So it’s not the greatest Hitchcock film starring Cary Grant (that would be “Notorious”). It’s not the best Hitchcock film that includes a seduction on a train by a long shot — “The Lady Vanishes” and “The Thirty-Nine Steps” do the boy-meets-girl business much, much better. The mistaken identity business is done much better in “The Thirty-Nine Steps,” too. And Grant’s character’s problems with his mother pale in comparison with those of Norman Bates.
But let’s not be too picky. Grant is terribly charming in this picture and at the top of his form. Eva Marie Saint is lovely, and it’s nice to see her happy and prosperous after “On the Waterfront.” James Mason is delightfully suave as the bad guy. He leaves the sinister stuff to Martin Landau, and that seems exactly right. Landau always struck me as rather sinister in “Mission Impossible.”
Speaking of 60s television, those of us of a certain age get to see a number of favorite spy characters in “North by Northwest.” Mr. Waverly (Leo G. Carroll) from “The Man from U.N.C.L.E.” has a nice role as Grant’s C.I.A. handler, and the Chief (Ed Platt) from “Get Smart” makes a cameo too. If you pay attention, you’ll even catch Wally Powers (Edward Binns) from “It Takes a Thief.”
The trailer’s a classic!
You can’t watch this picture without a tremendous sense of loss, knowing that it would be Judy Garland’s last great role. And then there’s the story. James Mason may be playing the part of the self-destructive actor on a downward spiral who is bowled over by Garland’s character’s talent, but his hard-won insights all apply to Judy. “You’re a great star. Don’t let that change you too much,” he tells her. “Don’t let it take over your life.”
Too late, Mr. Mason. Judy was addicted to pills by the time she made “A Star is Born,” and was on her third troubled marriage. For all her talent, and despite her stunning success, beginning with “The Wizard of Oz,” she had no faith in herself. Years of being told she was too plump, that she lacked the right nose, the right eyebrows, years of being stuck in girl-next-door roles, took their toll on her psyche.

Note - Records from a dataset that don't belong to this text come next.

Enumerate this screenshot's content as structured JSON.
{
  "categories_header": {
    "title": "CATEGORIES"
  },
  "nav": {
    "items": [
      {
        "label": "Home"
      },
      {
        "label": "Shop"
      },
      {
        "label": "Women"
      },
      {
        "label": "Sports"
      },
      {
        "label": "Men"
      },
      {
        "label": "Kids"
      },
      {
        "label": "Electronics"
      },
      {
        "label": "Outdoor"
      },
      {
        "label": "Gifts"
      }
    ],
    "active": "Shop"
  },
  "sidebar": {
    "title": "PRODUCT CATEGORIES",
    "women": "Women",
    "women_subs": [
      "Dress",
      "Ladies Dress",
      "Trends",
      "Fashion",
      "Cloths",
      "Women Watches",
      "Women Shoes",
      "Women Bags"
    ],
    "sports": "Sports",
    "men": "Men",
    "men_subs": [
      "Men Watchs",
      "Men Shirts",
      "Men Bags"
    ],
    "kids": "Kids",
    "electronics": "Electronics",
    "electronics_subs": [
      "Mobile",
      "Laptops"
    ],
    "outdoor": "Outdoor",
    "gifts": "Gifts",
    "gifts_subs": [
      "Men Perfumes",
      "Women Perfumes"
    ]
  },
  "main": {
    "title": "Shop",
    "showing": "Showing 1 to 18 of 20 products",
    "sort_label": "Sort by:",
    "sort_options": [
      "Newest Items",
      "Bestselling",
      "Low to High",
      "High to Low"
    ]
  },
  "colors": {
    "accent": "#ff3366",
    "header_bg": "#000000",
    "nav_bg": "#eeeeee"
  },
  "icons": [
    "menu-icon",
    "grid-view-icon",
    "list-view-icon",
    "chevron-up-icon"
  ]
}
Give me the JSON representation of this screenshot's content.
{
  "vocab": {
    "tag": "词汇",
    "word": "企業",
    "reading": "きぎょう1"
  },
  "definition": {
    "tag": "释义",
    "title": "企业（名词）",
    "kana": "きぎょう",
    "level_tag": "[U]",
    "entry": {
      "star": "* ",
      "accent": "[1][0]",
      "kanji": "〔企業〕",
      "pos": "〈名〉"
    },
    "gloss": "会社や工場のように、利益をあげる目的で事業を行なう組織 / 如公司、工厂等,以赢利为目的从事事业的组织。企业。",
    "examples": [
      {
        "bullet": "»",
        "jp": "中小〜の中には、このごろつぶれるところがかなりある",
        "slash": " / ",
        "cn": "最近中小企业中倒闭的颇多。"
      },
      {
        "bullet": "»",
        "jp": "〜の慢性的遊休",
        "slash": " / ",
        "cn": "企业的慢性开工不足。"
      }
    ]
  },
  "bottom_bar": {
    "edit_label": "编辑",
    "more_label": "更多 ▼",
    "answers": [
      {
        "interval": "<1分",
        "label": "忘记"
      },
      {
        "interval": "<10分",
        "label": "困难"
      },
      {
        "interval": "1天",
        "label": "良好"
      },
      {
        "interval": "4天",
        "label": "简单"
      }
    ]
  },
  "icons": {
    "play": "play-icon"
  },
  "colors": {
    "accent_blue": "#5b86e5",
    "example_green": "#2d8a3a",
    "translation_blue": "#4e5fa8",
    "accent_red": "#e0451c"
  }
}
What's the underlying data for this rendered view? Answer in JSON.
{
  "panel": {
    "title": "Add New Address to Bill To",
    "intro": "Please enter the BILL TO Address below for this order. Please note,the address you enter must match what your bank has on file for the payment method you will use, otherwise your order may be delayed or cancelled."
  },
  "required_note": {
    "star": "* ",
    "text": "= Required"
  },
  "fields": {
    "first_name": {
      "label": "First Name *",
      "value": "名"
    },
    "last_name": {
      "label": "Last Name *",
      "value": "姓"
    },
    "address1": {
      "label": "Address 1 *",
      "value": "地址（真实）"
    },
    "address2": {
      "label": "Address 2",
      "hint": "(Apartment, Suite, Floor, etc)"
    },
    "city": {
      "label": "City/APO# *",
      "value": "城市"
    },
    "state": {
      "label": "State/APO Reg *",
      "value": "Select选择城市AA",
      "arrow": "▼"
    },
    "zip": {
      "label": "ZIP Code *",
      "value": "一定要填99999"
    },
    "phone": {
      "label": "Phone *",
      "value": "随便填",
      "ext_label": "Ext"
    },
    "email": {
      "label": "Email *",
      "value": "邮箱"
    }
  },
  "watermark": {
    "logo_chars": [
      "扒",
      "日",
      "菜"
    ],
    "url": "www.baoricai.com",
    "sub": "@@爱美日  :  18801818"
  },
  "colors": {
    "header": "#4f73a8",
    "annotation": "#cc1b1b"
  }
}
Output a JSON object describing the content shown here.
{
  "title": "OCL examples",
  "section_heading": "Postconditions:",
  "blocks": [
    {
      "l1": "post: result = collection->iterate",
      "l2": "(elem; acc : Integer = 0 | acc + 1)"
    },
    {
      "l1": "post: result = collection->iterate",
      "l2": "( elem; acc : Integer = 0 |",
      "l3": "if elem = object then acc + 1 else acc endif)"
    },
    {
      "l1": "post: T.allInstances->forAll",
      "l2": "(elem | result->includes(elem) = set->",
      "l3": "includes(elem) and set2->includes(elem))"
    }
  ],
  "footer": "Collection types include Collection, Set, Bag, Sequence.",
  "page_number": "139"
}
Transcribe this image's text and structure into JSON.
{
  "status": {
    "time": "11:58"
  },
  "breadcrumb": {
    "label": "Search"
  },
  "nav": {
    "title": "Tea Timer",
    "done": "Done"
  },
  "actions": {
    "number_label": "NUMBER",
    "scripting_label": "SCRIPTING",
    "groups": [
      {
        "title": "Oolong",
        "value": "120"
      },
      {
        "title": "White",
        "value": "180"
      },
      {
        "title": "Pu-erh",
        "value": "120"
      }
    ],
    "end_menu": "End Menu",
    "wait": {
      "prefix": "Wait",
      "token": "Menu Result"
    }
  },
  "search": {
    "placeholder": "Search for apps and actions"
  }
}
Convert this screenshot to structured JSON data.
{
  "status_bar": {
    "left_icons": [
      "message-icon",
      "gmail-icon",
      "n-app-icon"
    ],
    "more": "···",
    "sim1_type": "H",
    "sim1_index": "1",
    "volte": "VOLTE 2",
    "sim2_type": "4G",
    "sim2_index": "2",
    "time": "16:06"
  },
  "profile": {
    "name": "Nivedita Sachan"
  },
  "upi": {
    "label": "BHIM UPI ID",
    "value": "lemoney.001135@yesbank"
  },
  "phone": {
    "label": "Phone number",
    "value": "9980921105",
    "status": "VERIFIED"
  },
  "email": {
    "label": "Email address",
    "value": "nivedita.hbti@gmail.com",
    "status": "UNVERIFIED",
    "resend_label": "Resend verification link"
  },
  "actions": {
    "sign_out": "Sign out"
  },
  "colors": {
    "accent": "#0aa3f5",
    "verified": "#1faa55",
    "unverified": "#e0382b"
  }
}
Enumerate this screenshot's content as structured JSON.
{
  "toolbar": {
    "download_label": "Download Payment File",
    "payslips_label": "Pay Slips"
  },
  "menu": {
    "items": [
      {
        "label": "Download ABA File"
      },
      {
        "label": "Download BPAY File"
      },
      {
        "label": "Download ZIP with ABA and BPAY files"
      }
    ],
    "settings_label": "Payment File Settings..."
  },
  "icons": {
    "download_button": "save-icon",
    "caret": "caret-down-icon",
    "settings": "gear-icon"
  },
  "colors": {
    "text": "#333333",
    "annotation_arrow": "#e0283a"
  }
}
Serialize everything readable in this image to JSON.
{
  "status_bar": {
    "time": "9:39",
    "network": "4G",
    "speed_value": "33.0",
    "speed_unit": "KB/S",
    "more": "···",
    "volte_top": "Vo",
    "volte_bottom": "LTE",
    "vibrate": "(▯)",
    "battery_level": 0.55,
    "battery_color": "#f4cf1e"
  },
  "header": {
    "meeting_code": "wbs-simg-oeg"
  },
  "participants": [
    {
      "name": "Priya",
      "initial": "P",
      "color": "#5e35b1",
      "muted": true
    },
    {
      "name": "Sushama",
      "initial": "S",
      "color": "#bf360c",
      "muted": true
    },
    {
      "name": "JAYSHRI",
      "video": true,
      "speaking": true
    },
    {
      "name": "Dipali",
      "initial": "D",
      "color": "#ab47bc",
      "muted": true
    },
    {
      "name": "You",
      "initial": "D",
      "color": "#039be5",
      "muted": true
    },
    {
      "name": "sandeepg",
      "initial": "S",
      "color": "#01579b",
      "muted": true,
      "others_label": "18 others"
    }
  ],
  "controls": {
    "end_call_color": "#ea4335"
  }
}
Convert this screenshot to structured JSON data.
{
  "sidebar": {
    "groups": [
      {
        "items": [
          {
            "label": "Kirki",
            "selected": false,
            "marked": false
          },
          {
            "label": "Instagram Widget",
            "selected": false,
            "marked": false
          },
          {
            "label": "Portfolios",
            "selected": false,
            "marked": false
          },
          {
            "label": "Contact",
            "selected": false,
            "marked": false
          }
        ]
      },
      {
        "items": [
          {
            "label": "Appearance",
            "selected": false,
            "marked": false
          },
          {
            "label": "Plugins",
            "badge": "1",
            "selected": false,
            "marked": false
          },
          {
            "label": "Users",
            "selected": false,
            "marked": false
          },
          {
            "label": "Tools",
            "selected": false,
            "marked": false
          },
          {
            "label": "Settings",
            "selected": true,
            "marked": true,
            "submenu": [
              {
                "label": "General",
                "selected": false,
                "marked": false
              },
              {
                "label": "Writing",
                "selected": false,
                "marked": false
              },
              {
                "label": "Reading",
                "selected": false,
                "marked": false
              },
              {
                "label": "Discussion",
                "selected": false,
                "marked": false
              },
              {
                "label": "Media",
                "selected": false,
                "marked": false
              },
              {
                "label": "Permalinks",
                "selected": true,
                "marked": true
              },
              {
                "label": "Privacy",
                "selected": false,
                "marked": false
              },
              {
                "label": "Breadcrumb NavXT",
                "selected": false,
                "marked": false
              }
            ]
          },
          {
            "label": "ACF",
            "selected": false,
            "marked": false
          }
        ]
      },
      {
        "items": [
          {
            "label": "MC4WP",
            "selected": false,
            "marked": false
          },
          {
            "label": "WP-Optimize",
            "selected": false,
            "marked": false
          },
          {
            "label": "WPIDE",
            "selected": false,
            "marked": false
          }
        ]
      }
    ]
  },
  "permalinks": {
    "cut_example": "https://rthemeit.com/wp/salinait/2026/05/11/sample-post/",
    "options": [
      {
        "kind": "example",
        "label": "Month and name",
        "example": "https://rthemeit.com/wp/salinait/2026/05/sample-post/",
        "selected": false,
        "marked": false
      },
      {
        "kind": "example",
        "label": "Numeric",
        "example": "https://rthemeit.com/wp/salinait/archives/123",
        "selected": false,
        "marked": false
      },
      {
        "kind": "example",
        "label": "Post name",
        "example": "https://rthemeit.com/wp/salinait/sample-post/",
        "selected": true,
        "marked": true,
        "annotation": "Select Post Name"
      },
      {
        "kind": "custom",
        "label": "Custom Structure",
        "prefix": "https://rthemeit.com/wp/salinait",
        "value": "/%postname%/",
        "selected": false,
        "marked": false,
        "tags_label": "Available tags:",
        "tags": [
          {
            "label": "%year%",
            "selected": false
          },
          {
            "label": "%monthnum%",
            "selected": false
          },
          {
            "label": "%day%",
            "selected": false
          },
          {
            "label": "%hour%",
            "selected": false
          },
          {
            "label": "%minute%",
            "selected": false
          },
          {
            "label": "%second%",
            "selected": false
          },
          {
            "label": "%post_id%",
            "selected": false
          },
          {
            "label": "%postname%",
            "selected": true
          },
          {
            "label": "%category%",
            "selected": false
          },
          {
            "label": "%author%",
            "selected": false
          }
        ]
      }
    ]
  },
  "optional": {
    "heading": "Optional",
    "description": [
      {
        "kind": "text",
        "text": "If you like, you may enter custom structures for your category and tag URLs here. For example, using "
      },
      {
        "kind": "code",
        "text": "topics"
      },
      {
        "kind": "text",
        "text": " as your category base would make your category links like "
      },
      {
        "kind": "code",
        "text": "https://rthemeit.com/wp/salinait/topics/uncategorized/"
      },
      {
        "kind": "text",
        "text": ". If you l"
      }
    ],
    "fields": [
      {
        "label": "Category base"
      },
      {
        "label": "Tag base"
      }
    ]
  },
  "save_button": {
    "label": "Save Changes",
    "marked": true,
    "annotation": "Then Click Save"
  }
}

But in “A Star is Born,” Judy is allowed to grow up. She’s ready to give up her career for Mason’s character, but he drowns himself in the ocean rather than drag her down with him. She’s got no choice but to carry on, but you see the price she’s paid for her success.
Poor Judy. Watch how she handles the torch song that convinces Mason’s character that she’s a true star, “The Man That Got Away.” It’s all there: the talent, the passion, and the pain. What a loss!